視線所及之處,彷彿有一隻看不見的大手輕輕拂過。
「你們,也一起吧。」
她的語氣輕描淡寫,就像是在允許幾隻流浪狗跟隨自己。
咚。
那個伸出手的小弟,以及旁邊幾個還在叫囂的混混,身體猛地一震。
他們眼中的疑惑和兇狠頃刻間消散,取而代之的是和那些老鼠一模一樣的——空洞與服從。
沒有任何徵兆,僅僅是一句話,一個眼神。
這群剛才還不可一世的暴徒,此刻就像是一群乖巧的寵物狗。
他們整齊地排成一列,簇擁在瑪奇瑪身邊,恭敬地為她開路。
隻留下那個原本被打得半死的欠債人,癱坐在滿是汙水的地上,目瞪口呆地看著這一幕。
「這…這到底是…什麼情況?」
……
傍晚,月光森然。
位於地獄廚房核心區域的一座並不起眼的商務大廈。
說是商務大廈,其實方圓幾公裡的幫派成員都知道。
這裡是菲斯克集團的辦公地,也是整個紐約地下世界的絕對禁區。
然而此時。
大廈一樓那金碧輝煌,鋪著昂貴大理石的旋轉門,被人緩緩推開。
隻見那幾個原本凶神惡煞的混混,此刻居然像是受過專業訓練的英式管家一樣。
他們紳士地彎著腰,用沾滿血汙的手小心翼翼地推著玻璃門,臉上掛著令人毛骨悚然的諂媚笑容,對著身後做出了一個「請」的手勢。

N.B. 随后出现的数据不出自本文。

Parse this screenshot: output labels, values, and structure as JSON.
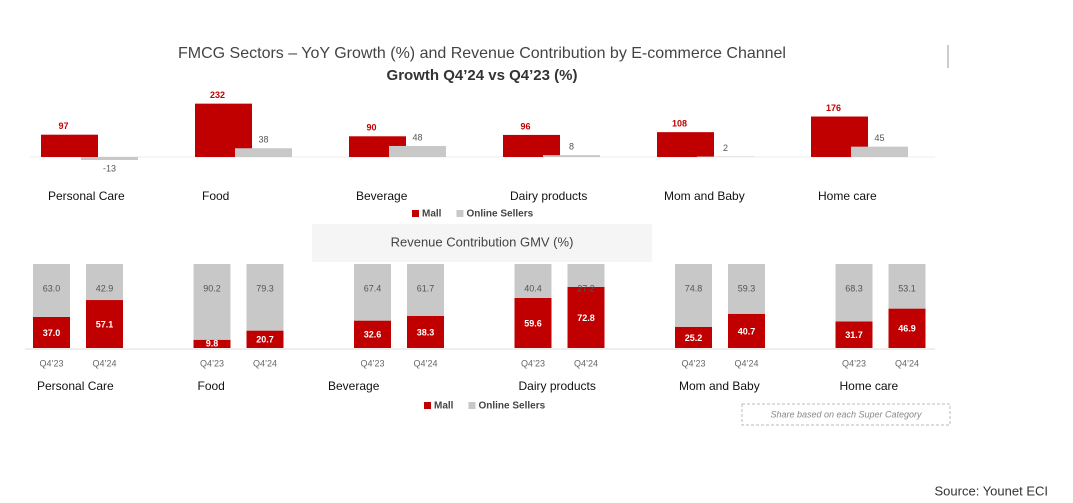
{
  "chart_data": [
    {
      "type": "bar",
      "title": "FMCG Sectors – YoY Growth (%) and Revenue Contribution by E-commerce Channel",
      "subtitle": "Growth Q4’24 vs Q4’23 (%)",
      "categories": [
        "Personal Care",
        "Food",
        "Beverage",
        "Dairy products",
        "Mom and Baby",
        "Home care"
      ],
      "series": [
        {
          "name": "Mall",
          "color": "#c00000",
          "values": [
            97,
            232,
            90,
            96,
            108,
            176
          ]
        },
        {
          "name": "Online Sellers",
          "color": "#c8c8c8",
          "values": [
            -13,
            38,
            48,
            8,
            2,
            45
          ]
        }
      ]
    },
    {
      "type": "stacked_bar",
      "title": "Revenue Contribution GMV (%)",
      "groups": [
        "Personal Care",
        "Food",
        "Beverage",
        "Dairy products",
        "Mom and Baby",
        "Home care"
      ],
      "categories": [
        "Q4’23",
        "Q4’24",
        "Q4’23",
        "Q4’24",
        "Q4’23",
        "Q4’24",
        "Q4’23",
        "Q4’24",
        "Q4’23",
        "Q4’24",
        "Q4’23",
        "Q4’24"
      ],
      "series": [
        {
          "name": "Mall",
          "color": "#c00000",
          "values": [
            37.0,
            57.1,
            9.8,
            20.7,
            32.6,
            38.3,
            59.6,
            72.8,
            25.2,
            40.7,
            31.7,
            46.9
          ],
          "value_labels": [
            "37.0",
            "57.1",
            "9.8",
            "20.7",
            "32.6",
            "38.3",
            "59.6",
            "72.8",
            "25.2",
            "40.7",
            "31.7",
            "46.9"
          ]
        },
        {
          "name": "Online Sellers",
          "color": "#c8c8c8",
          "values": [
            63.0,
            42.9,
            90.2,
            79.3,
            67.4,
            61.7,
            40.4,
            27.2,
            74.8,
            59.3,
            68.3,
            53.1
          ],
          "value_labels": [
            "63.0",
            "42.9",
            "90.2",
            "79.3",
            "67.4",
            "61.7",
            "40.4",
            "27.2",
            "74.8",
            "59.3",
            "68.3",
            "53.1"
          ]
        }
      ],
      "note": "Share based on each Super Category"
    }
  ],
  "source": "Source: Younet ECI"
}
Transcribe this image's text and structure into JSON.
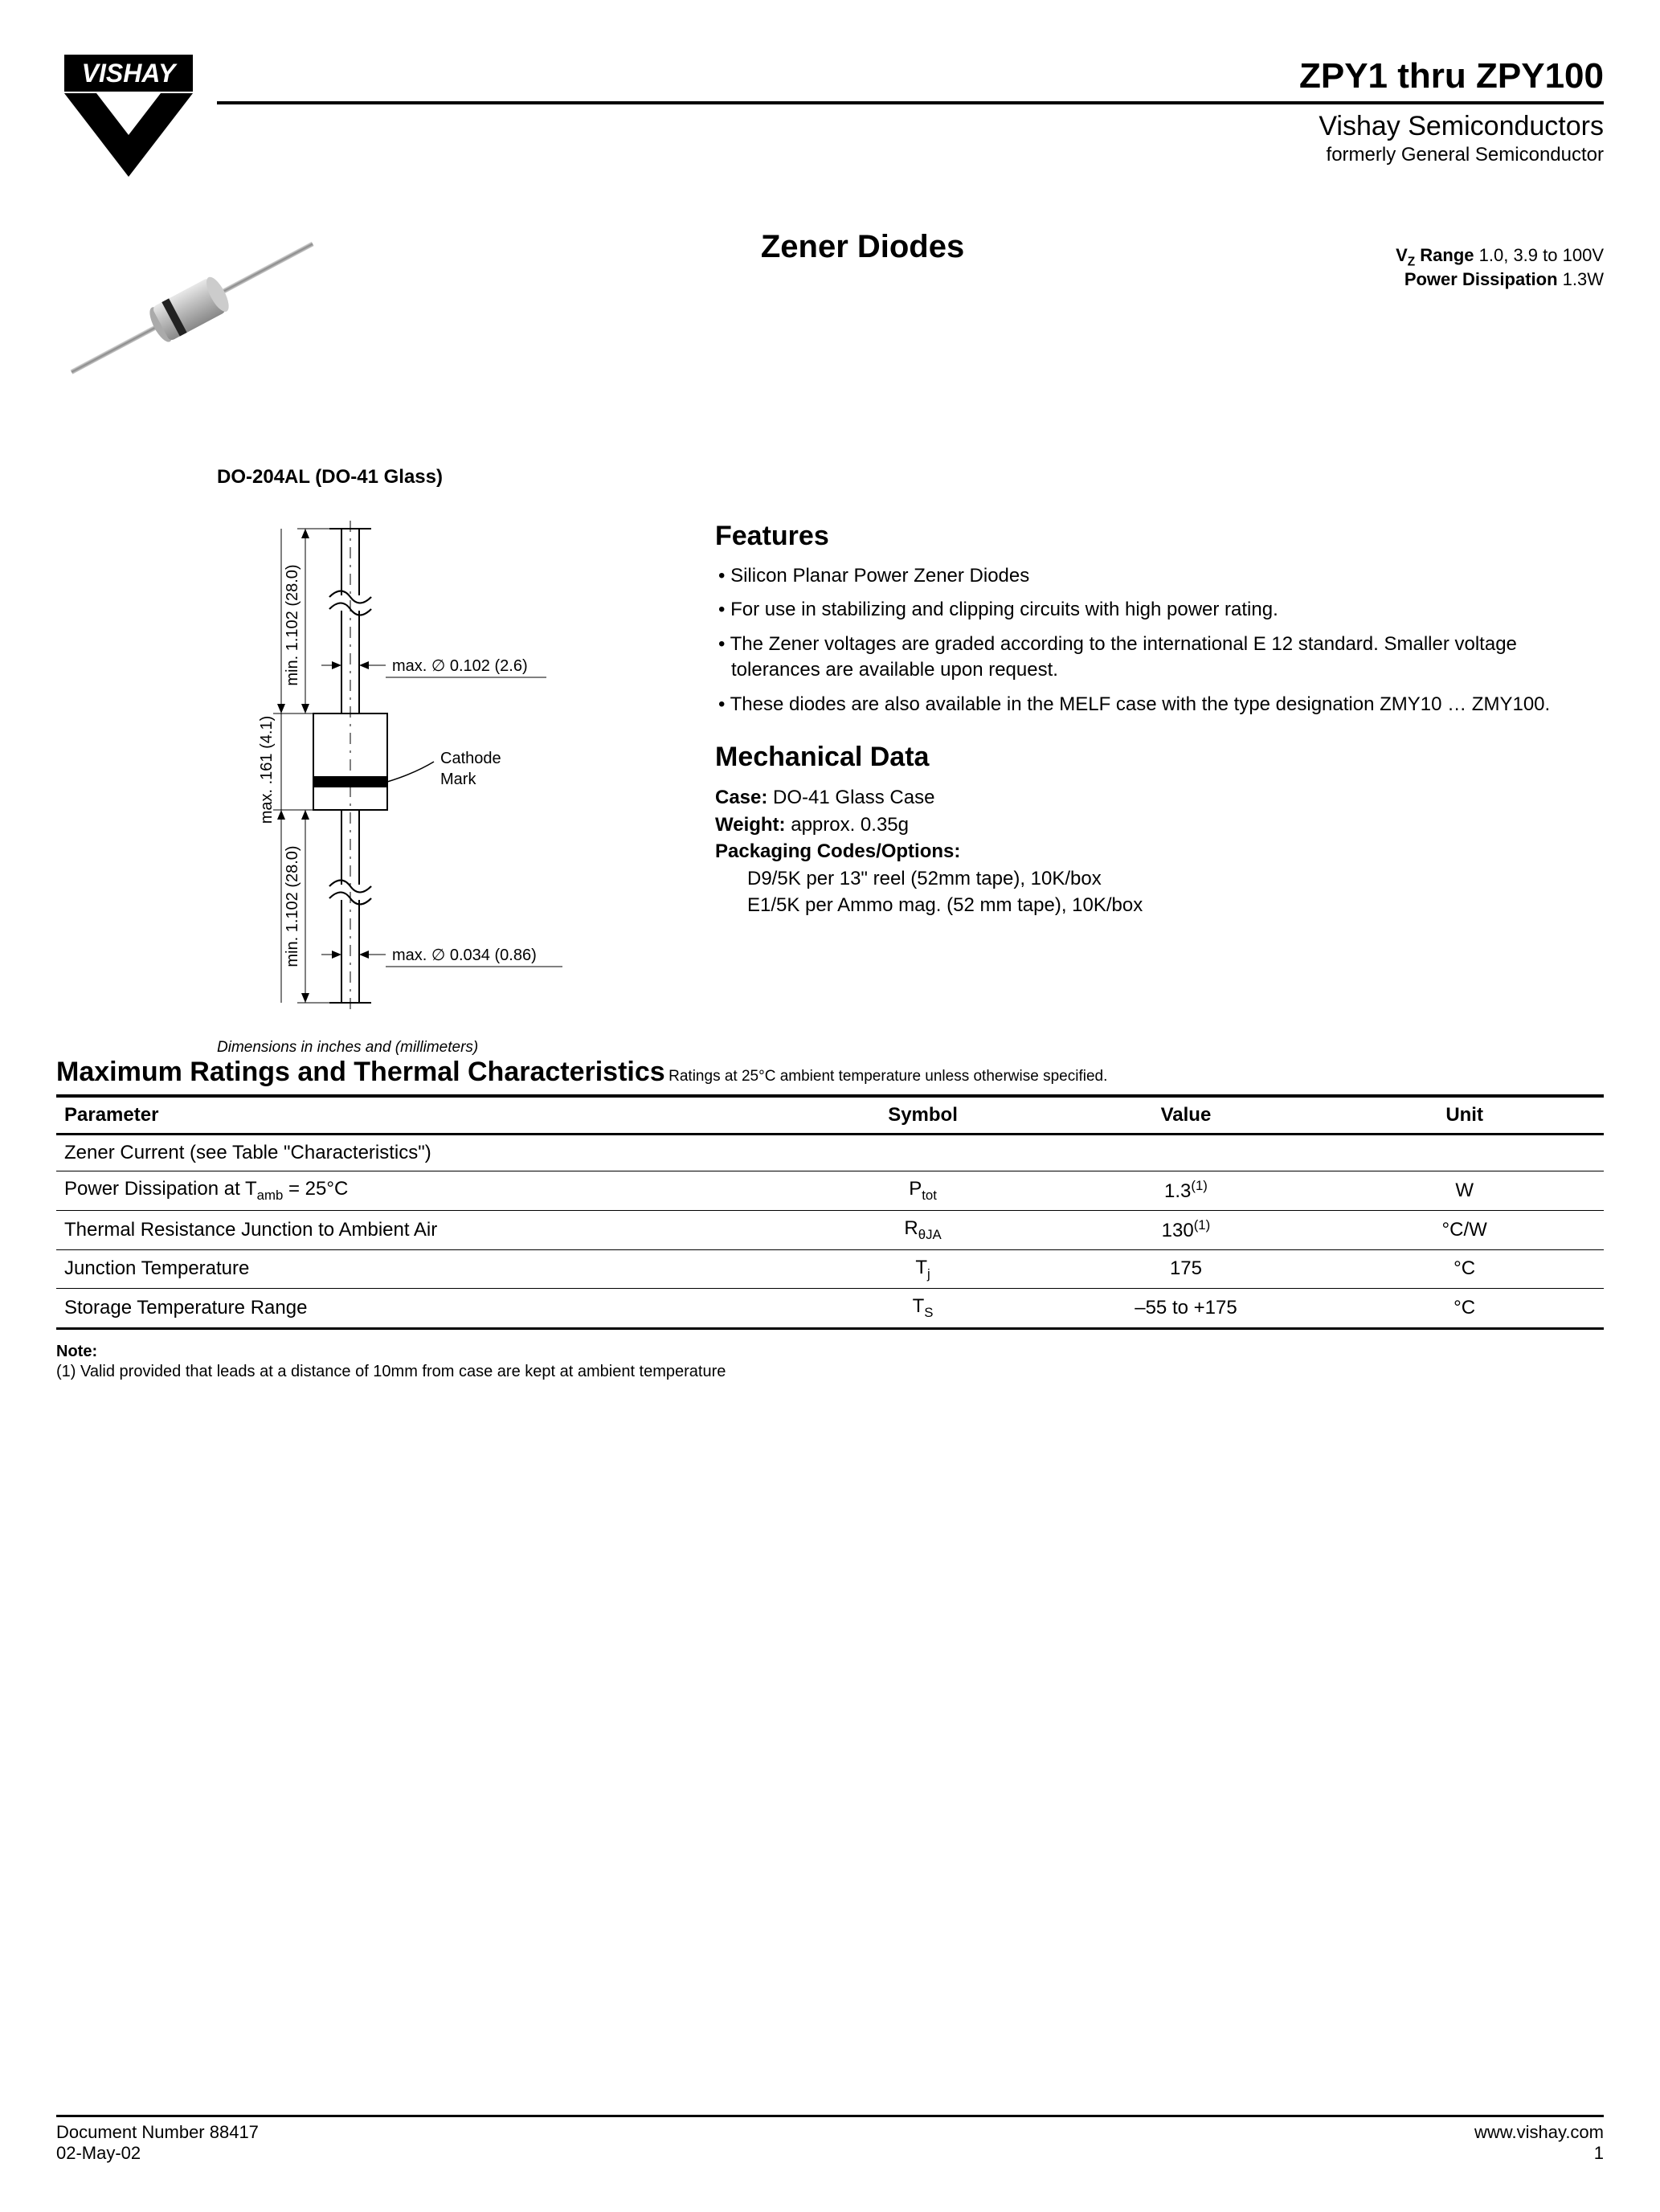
{
  "header": {
    "logo_text": "VISHAY",
    "part_range": "ZPY1 thru ZPY100",
    "company": "Vishay Semiconductors",
    "formerly": "formerly General Semiconductor",
    "product_title": "Zener Diodes",
    "vz_label": "V",
    "vz_sub": "Z",
    "vz_range_label": " Range",
    "vz_range_value": "  1.0, 3.9 to 100V",
    "pd_label": "Power Dissipation",
    "pd_value": "  1.3W"
  },
  "package": {
    "label": "DO-204AL (DO-41 Glass)",
    "dim_note": "Dimensions in inches and (millimeters)",
    "diagram": {
      "body_width_label": "max. .161 (4.1)",
      "lead_len_label": "min. 1.102 (28.0)",
      "lead_dia_upper": "max. ∅ 0.102 (2.6)",
      "cathode_label": "Cathode\nMark",
      "lead_dia_lower": "max. ∅ 0.034 (0.86)"
    }
  },
  "features": {
    "heading": "Features",
    "items": [
      "Silicon Planar Power Zener Diodes",
      "For use in stabilizing and clipping circuits with high power rating.",
      "The Zener voltages are graded according to the international E 12 standard. Smaller voltage tolerances are available upon request.",
      "These diodes are also available in the MELF case with the type designation ZMY10 … ZMY100."
    ]
  },
  "mechanical": {
    "heading": "Mechanical Data",
    "case_label": "Case:",
    "case_value": " DO-41 Glass Case",
    "weight_label": "Weight:",
    "weight_value": " approx. 0.35g",
    "packaging_label": "Packaging Codes/Options:",
    "packaging_lines": [
      "D9/5K per 13\" reel (52mm tape), 10K/box",
      "E1/5K per Ammo mag. (52 mm tape), 10K/box"
    ]
  },
  "ratings": {
    "heading": "Maximum Ratings and Thermal Characteristics",
    "sub": " Ratings at 25°C ambient temperature unless otherwise specified.",
    "columns": [
      "Parameter",
      "Symbol",
      "Value",
      "Unit"
    ],
    "rows": [
      {
        "param": "Zener Current (see Table \"Characteristics\")",
        "symbol": "",
        "value": "",
        "unit": ""
      },
      {
        "param_html": "Power Dissipation at T<sub>amb</sub> = 25°C",
        "symbol_html": "P<sub>tot</sub>",
        "value_html": "1.3<sup>(1)</sup>",
        "unit": "W"
      },
      {
        "param": "Thermal Resistance Junction to Ambient Air",
        "symbol_html": "R<sub>θJA</sub>",
        "value_html": "130<sup>(1)</sup>",
        "unit": "°C/W"
      },
      {
        "param": "Junction Temperature",
        "symbol_html": "T<sub>j</sub>",
        "value": "175",
        "unit": "°C"
      },
      {
        "param": "Storage Temperature Range",
        "symbol_html": "T<sub>S</sub>",
        "value": "–55 to +175",
        "unit": "°C"
      }
    ],
    "note_heading": "Note:",
    "note_text": "(1) Valid provided that leads at a distance of 10mm from case are kept at ambient temperature"
  },
  "footer": {
    "doc_number": "Document Number 88417",
    "date": "02-May-02",
    "url": "www.vishay.com",
    "page": "1"
  }
}
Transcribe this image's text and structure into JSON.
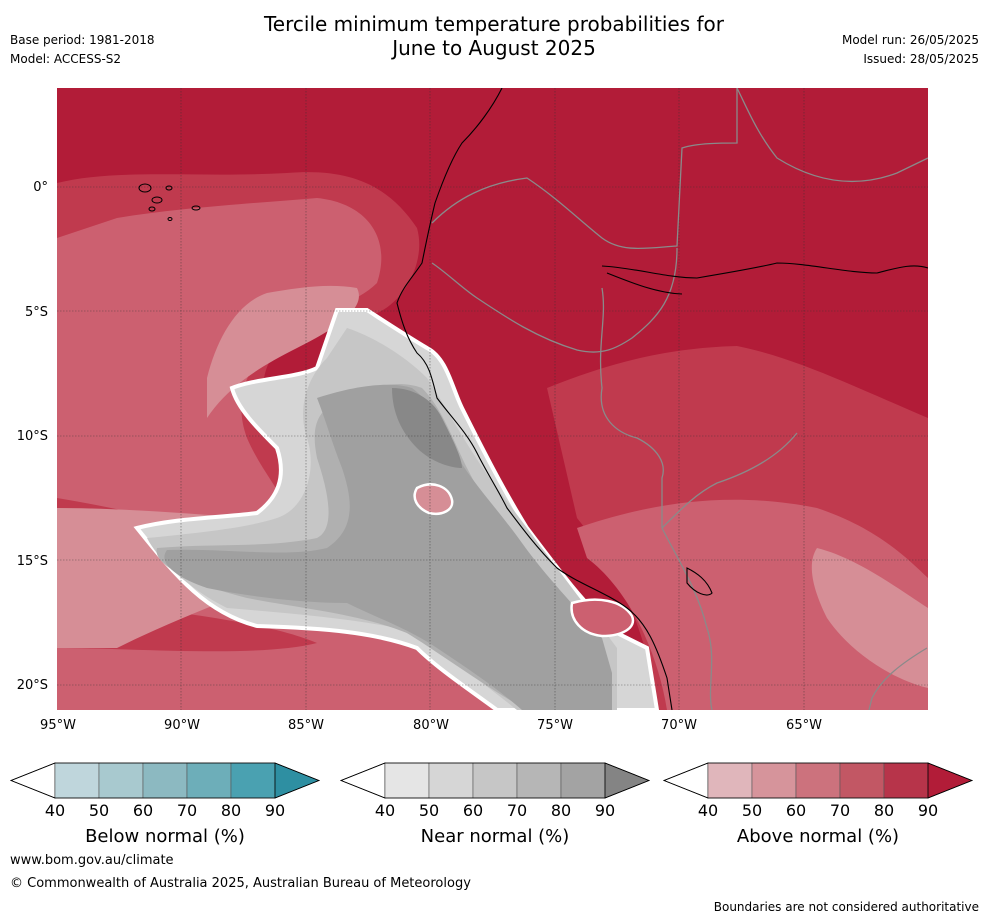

緊接著,瑪奇瑪雙手背在身後,踩著光潔如鏡的大理石地麵,優雅地走了進來。
「站住!你們是哪個幫派的?這裡禁止…」
兩名穿著黑色西裝,腰間鼓囊囊的安保人員立刻警覺地迎了上來,手已經下意識地摸向了懷裡的槍。
然而,瑪奇瑪並沒有停下腳步。
她隻是微微側過頭,那雙金色的圈圈眼平靜地注視著兩名安保人員,嘴角勾起一抹溫柔的弧度:「我隻是一名普通的客人哦,你們應該懂得如何接待客人,對嗎?」
話音落下的瞬間。
兩名安保人員摸槍的動作僵在了半空。